The Red Wizard did not speak, his lips pressing together as if he were holding back his words, and he did as she bade him, trying needlessly hard to hide the wobble in his step as they descended. Bodhi took some comfort in this; it did feel like the beginning of a victory after all. Whatever you are hiding, Conjurer, I will tear it from you – whether by words or spell, coercion or blackmail or torture. From the way his arms tensed, it looked as if he had heard her. That was an improvement.
Well, there would be chances enough for all of those things soon – but for the time being their focus had to remain upon Matron Ardulace and her city. And ever eager, she was waiting in her throne room with Phaere by her side when Bodhi arrived with Irenicus and Edwin. Ardulace greeted them cordially enough, her voice caught in that eternal sneer like all the drow in this place. She was not pretending to trust them – the room was lined with guards, and Phaere's male lackey, Solaufein, sulked a few paces back as Bodhi approached, waving for Edwin to stay a respectful distance away by the door to the stairs. And for once the Red Wizard did not even think to argue.
"You have arrived just on time, Irenicus," Ardulace was saying, toying with the handle of her whip as she glanced at her daughter. The matron was dressed in plain black mithral today, the snake heads of her whip coiled around her booted leg. Phaere just smirked back at her, but her red eyes were hard. "Ust Natha's archmage just brought some…interesting news."
"I take it that you have the ingredients you will need for the summoning then, mistress?" Irenicus asked, so painfully deferential. Bodhi could not stop the look of confusion that must have shown plainly upon her face – how had he not told her of this? Beside Ardulace, Phaere caught her eye.
"Meet me in my room once Mother has said her piece. I have something to show you," the eldest daughter of House Despana signed quickly. Meanwhile, Matron Ardulace was grinning in a way that proved whatever plan she was about to explain was one of extravagant malevolence.
"He brought to us all of the ingredients that he could, yes," she nodded slyly, "But there are some things which we will need that we do not yet possess."
"Pray tell, mistress," Irenicus prompted. Bodhi fought the urge to roll her eyes. Ardulace held his stare with supreme confidence, leaning forward for effect as she spoke.
"Six dragon's eggs. An offering for the demon."
"Of course," Irenicus shrugged. "Do you have a target in mind?"
"A silver dragon, long a friend of the sun elves, who lives in the cliff face overlooking the sea not far from here. My scouts told me some forty days ago that she had walled her cave in while she laid and incubated her eggs. They should be the perfect size by now."

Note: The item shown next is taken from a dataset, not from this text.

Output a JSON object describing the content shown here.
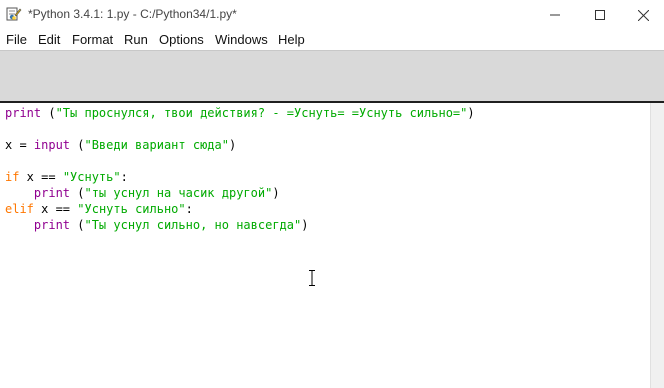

"Good. A good choice, mistress," Irenicus agreed smoothly. He folded his arms, affecting concern. "My sister and I are busy with the preparations for the assault on Suldanessellar. But perhaps I can spare a day to…"
"No need!" Ardulace seemed positively gleeful, turning fully to her daughter now and gesturing at Solaufein. "My daughter's manservant and his mercenary lackeys can take care of this, I am sure."
The tension that showed between the three drow was palpable, so clear that Bodhi had to cover her mouth with her hand to hide her smile. Ardulace's smirk was brittle and Phaere's glare was fierce. Solaufein's frown was deep and hateful. But all the matron's daughter said was:
"Of course, Mother. They will have them for you within days." And Solaufein gave a low and insincere bow.
With this settled, Matron Ardulace rose from her throne and stepped down towards Irenicus, barely sparing a look Bodhi's way before calling him off with her to discuss battle plans and whatever summoning it was that they intended. Most of the guards went with them, and Bodhi watched it all with a disbelieving sneer. It was not long before only she, Phaere, Solaufein and Edwin remained.
"Your mother is very sure of your loyalty," Bodhi fairly yawned as Phaere approached.
"She is a fool," the drow agreed, brushing the vampire's shoulder with her gloved hand and nodding towards the stairs. "And she will learn her lesson. Come, I've something to show you that might make you feel better."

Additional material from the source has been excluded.